Understanding the Role of the Hip Flexors in Pilates
Pain at the hips is a common complaint among those new to Pilates. It’s no wonder why.
Our hip flexors are often tight and shortened due to overuse during everything from walking to sitting. In fact, we use our hip flexors as we take each step; furthermore, for those of us who sit for long periods throughout the day, we are constantly putting the hip flexors in a shortened position. Unfortunately, a shortened muscle is a compromised muscle and is unable to work efficiently.
The shortening and weakening of the hip flexors creates imbalances through the hip complex which has a ripple effect in other parts of the body. For example, the hip flexors play an integral role in maintaining the natural curvature of the spine. Compromised hip flexors can cause increased curvature, or hyperlordosis, of the spine, resulting in pain and soreness in the lower back. This can also be coupled with weakened abdominals and weakened hamstrings.

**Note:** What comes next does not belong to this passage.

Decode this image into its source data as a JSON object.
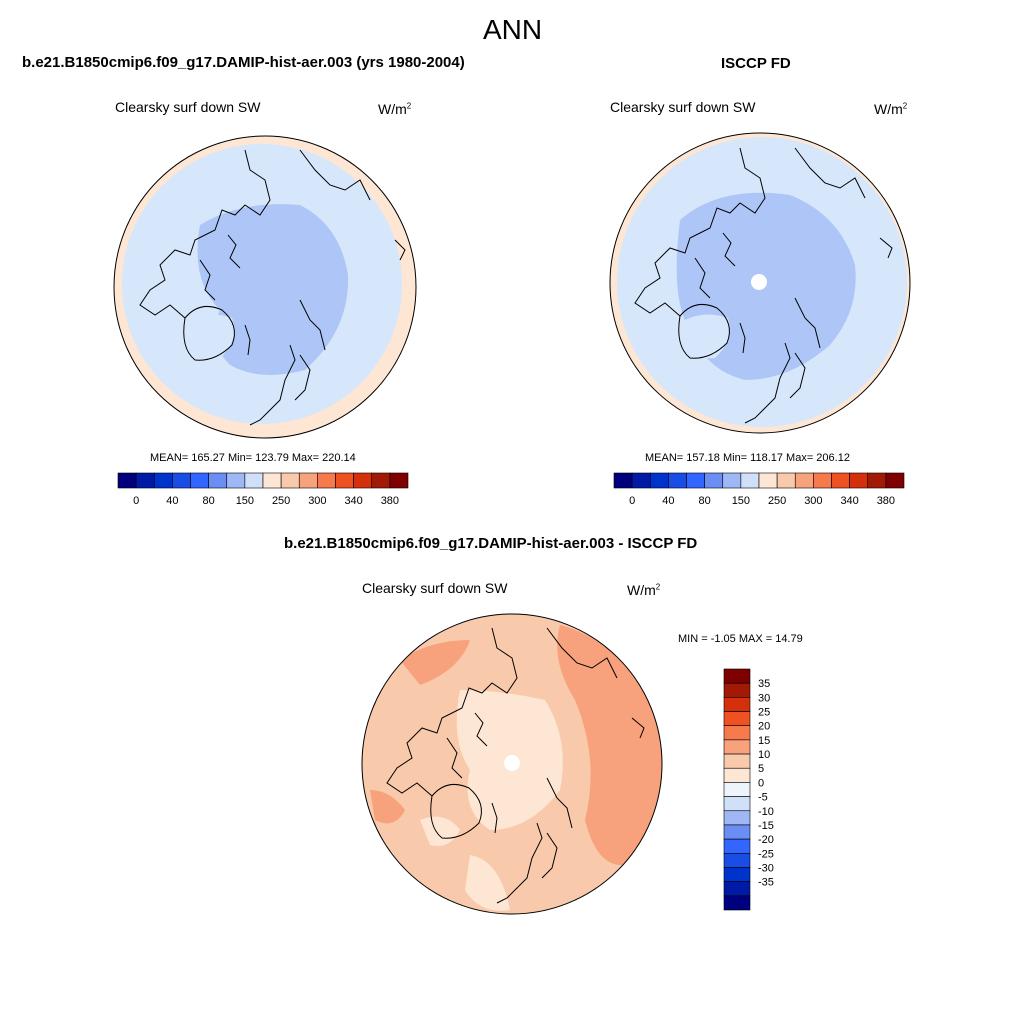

Fortunately, Pilates allows us to strengthen and stretch both the hip flexors and hamstrings, while increasing abdominal strength. Improving the dynamic relationship between the hip flexors, hamstrings and deepest layer of abdominals is at the center of the Pilates method. Learning to execute core exercises while maintaining a stable and supported pelvis can be extremely challenging in the beginning; however, this is ultimately the “secret ingredient” and the reason why the Pilates method is so effective in improving the way we look and feel as we move through life.